Bathara Wisnu yang berhasil membawa kembang Wijayakusuma kemudian menyerahkan bunga tersebut kepada Batari Pratiwi . Pada saat itu juga, Prabu Wisnudewa juga menyerahkan macan Sardulamurti kepada Batari Pratiwi, namun ditolak karena yang diminta adalah bunga. Prabu Wisnudewa menjadi marah dan menantang perang tanding Bathara Wisnu.
Macan Sardulamurti membantu Prabu Wisnudewa, sedangkan banteng Handaka Wisnuhata membantu Hyang Wisnu. Macan dan banteng yang memiliki kesaktian yang sama pun roboh, mati bersama dan kemudian berubah wujud menjadi gagang dan cangkok kembang.

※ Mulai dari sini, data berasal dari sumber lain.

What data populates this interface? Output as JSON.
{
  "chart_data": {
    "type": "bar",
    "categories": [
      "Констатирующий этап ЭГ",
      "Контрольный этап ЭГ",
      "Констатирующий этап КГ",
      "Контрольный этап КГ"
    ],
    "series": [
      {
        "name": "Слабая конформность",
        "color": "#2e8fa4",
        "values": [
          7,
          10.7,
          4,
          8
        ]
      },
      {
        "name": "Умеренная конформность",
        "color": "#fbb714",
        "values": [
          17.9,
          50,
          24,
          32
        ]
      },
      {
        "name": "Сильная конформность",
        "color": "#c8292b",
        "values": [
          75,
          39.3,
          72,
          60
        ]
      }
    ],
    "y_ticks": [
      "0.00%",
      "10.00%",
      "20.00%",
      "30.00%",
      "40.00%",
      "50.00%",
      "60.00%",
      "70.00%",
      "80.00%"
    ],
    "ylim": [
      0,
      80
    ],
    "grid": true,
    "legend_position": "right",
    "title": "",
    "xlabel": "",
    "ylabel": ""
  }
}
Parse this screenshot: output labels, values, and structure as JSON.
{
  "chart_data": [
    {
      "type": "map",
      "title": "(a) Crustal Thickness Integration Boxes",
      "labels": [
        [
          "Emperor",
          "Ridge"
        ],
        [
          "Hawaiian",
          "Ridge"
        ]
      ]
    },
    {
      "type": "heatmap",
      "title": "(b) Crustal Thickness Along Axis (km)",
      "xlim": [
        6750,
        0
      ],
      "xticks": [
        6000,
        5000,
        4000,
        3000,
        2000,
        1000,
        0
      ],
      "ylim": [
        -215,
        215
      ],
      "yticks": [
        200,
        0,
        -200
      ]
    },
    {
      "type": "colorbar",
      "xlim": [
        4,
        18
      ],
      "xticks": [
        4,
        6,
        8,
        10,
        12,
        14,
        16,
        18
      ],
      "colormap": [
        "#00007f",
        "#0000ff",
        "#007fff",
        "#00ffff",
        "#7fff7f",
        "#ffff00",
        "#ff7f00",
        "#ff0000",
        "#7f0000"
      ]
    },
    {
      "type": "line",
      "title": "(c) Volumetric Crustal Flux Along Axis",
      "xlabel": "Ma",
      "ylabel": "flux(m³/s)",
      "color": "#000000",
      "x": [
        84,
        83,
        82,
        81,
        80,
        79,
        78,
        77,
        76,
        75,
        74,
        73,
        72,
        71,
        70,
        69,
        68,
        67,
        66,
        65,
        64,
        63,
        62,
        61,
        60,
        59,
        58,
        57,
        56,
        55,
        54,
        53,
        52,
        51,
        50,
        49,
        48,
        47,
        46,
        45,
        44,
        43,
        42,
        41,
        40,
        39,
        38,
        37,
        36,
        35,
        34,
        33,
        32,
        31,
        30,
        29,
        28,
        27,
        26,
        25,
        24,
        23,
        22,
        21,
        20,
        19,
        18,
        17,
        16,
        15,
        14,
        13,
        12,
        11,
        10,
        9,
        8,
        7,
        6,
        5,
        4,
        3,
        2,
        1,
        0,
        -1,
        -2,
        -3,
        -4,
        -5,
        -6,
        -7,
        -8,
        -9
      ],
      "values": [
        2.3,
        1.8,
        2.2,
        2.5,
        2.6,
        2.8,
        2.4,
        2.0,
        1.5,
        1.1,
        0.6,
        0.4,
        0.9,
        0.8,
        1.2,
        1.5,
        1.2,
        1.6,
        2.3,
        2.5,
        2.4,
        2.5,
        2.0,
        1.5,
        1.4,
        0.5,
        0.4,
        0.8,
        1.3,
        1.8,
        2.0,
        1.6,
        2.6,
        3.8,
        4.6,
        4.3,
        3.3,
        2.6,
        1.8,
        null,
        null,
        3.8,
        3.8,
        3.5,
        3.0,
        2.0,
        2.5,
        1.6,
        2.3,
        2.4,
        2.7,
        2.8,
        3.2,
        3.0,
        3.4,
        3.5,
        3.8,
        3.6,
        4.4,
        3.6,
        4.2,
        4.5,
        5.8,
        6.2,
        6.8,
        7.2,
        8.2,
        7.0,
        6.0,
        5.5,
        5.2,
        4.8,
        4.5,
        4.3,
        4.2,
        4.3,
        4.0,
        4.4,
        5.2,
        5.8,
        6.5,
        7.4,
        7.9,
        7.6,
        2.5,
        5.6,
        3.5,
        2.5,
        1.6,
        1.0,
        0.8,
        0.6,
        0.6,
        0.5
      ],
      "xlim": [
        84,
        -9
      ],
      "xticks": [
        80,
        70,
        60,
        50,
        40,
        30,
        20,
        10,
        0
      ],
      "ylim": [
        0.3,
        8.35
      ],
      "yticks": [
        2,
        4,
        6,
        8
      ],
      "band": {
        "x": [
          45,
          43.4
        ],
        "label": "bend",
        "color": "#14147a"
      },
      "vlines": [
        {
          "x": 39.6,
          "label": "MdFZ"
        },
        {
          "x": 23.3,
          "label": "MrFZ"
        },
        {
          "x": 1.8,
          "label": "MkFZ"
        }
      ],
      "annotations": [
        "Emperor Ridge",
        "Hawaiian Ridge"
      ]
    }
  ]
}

Batari Pratiwi kemudian mengambil gagang dan cangkok kembang tersebut kemudian dijadikan satu dengan kembang Wijayakusuma pemberian Bathara Wisnu.
Akhirnya, Bathara Wisnu dan Batari Pratiwi menikah. Kembang Wijayakusuma kemudian dikembalikan kepada Sahyang Wisnu. Dari pernikahan tersebut, mereka memiliki dua orang putera kembar yaitu Sitija (Prabu Bomanarakasura) dan Siti Sundari (menjadi istri Arjuna yang melahirkan Abimanyu). Saat Bathara Wisnu menitis kepada Prabu Kresna, Batari Pratiwi kemudian menjadi isteri raja Dwarati tersebut.